The Oversight Board’s recommendations were consistent with those outlined in ARTICLE 19’s submission to the Board. In our submission, we argued that the indefinite suspension of any account raises serious freedom of expression concerns. Although suspensions may be justified while a significant risk of violence or imminent lawless action persists, users should have the possibility to have their account reinstated when those conditions no longer exist. We further argued that Meta should consider international human rights law when applying and enforcing its community standards, including against politicians and country leaders.

Meta should in particular assess any risk of violence by reference to the immediate and wider context. Since political speech is afforded a particularly high level of protection, strong reasons must be given for restrictions to be justified. The relative position and influence of a politician are relevant to the potential reach of their speech in this context. 
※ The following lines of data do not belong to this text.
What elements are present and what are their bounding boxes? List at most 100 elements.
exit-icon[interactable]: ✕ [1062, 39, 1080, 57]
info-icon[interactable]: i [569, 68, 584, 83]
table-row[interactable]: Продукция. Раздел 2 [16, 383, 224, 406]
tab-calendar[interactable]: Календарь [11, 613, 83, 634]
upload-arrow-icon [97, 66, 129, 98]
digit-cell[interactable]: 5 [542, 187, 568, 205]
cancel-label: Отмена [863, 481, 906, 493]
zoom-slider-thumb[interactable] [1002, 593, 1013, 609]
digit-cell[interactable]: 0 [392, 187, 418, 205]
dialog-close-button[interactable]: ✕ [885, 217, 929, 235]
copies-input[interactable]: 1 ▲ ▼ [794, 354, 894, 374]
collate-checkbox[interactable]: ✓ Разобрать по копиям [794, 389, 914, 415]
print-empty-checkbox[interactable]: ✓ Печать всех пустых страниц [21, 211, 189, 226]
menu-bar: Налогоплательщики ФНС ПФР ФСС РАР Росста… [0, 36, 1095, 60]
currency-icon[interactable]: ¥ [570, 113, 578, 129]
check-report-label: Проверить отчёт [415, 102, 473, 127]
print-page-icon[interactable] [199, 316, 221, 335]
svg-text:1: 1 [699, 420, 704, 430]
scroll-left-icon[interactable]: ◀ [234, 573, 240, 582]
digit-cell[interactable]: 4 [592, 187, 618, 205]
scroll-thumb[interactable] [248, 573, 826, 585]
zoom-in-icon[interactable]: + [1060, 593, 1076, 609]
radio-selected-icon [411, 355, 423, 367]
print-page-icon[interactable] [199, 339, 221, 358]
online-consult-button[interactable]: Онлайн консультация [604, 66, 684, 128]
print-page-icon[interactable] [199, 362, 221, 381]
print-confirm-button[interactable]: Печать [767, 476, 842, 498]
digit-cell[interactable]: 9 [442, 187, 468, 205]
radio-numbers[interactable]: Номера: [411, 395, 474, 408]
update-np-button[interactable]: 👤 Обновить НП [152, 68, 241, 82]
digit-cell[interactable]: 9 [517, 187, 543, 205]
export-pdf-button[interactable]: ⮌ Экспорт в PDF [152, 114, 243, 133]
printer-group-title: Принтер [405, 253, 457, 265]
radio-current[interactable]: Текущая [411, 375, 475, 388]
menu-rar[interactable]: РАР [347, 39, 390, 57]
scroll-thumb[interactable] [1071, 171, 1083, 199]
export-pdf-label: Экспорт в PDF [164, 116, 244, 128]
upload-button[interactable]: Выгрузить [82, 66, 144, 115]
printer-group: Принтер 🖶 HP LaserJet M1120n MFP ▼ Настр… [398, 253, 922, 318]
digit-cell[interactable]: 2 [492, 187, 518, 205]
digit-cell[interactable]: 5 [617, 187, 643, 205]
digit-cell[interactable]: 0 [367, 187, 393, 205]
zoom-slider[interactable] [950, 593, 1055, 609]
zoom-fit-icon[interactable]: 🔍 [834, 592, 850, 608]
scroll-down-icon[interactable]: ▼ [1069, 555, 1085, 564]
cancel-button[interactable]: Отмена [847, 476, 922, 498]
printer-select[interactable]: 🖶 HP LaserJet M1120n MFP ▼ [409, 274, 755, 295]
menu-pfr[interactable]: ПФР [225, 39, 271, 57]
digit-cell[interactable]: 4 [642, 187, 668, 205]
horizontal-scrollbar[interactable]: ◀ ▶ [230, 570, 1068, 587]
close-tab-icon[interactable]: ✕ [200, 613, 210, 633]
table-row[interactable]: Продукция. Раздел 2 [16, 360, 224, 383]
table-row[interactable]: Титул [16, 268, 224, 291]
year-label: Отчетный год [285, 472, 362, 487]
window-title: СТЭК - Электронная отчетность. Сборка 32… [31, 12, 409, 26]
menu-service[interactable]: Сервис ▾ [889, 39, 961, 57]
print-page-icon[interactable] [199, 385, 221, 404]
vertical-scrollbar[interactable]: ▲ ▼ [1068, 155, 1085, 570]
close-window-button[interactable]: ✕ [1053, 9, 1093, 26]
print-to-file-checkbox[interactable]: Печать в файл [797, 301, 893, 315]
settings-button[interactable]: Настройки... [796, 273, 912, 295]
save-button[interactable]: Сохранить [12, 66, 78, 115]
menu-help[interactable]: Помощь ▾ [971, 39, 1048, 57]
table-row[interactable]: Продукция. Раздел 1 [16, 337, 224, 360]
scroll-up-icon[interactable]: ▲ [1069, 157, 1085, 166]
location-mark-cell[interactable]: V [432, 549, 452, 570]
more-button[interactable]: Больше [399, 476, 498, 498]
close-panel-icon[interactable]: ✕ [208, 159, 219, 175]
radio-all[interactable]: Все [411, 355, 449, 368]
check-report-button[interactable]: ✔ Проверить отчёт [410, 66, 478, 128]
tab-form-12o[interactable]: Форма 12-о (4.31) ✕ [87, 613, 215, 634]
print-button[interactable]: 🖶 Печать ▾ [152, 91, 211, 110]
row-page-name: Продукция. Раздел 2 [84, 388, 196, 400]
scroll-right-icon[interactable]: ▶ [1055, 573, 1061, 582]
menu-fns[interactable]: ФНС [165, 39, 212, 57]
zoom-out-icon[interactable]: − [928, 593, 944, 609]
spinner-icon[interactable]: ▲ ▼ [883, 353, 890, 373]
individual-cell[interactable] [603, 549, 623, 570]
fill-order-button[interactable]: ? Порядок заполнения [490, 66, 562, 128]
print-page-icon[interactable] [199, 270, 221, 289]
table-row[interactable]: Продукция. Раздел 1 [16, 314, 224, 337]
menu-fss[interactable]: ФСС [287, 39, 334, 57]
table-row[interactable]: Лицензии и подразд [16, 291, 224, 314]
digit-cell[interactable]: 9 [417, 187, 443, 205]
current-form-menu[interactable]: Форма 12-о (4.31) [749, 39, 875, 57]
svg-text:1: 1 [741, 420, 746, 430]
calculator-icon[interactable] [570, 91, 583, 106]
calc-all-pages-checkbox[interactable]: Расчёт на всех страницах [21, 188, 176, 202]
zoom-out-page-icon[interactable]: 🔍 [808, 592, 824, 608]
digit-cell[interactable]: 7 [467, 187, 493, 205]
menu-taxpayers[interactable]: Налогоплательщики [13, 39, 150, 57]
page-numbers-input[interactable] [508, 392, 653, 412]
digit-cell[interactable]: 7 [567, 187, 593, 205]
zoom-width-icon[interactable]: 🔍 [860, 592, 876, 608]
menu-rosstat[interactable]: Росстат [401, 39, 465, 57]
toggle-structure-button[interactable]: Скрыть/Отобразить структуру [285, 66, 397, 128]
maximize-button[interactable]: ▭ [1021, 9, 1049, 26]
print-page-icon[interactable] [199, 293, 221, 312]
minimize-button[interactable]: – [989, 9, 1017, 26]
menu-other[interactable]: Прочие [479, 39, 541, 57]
In response to the Board’s decision, Meta converted the indefinite suspension into a two-year one. The decision was taken in line with a newly-adopted enforcement protocol, clarifying how they restrict accounts by public figures ‘during the times of civil unrest and ongoing violence’. Meta announced it would revisit whether to reinstate Trump’s accounts in January 2023.

At the time, Meta’s global affairs head Nick Clegg confirmed that, if and when the suspension is lifted eventually, ‘there [would] be a strict set of rapidly escalating sanctions that will be triggered if Mr. Trump commits further violations in future, up to and including permanent removal of his pages and accounts’.  

Following the Board’s decision, Meta has also amended its ‘newsworthiness’ exemptions under which it allows content that might violate its community standards, if Meta considers it newsworthy and in the public interest. In line with ARTICLE 19’s submission to the Board, the exemption now focuses on the speech itself rather than the nature of the speaker when applying the newsworthiness test.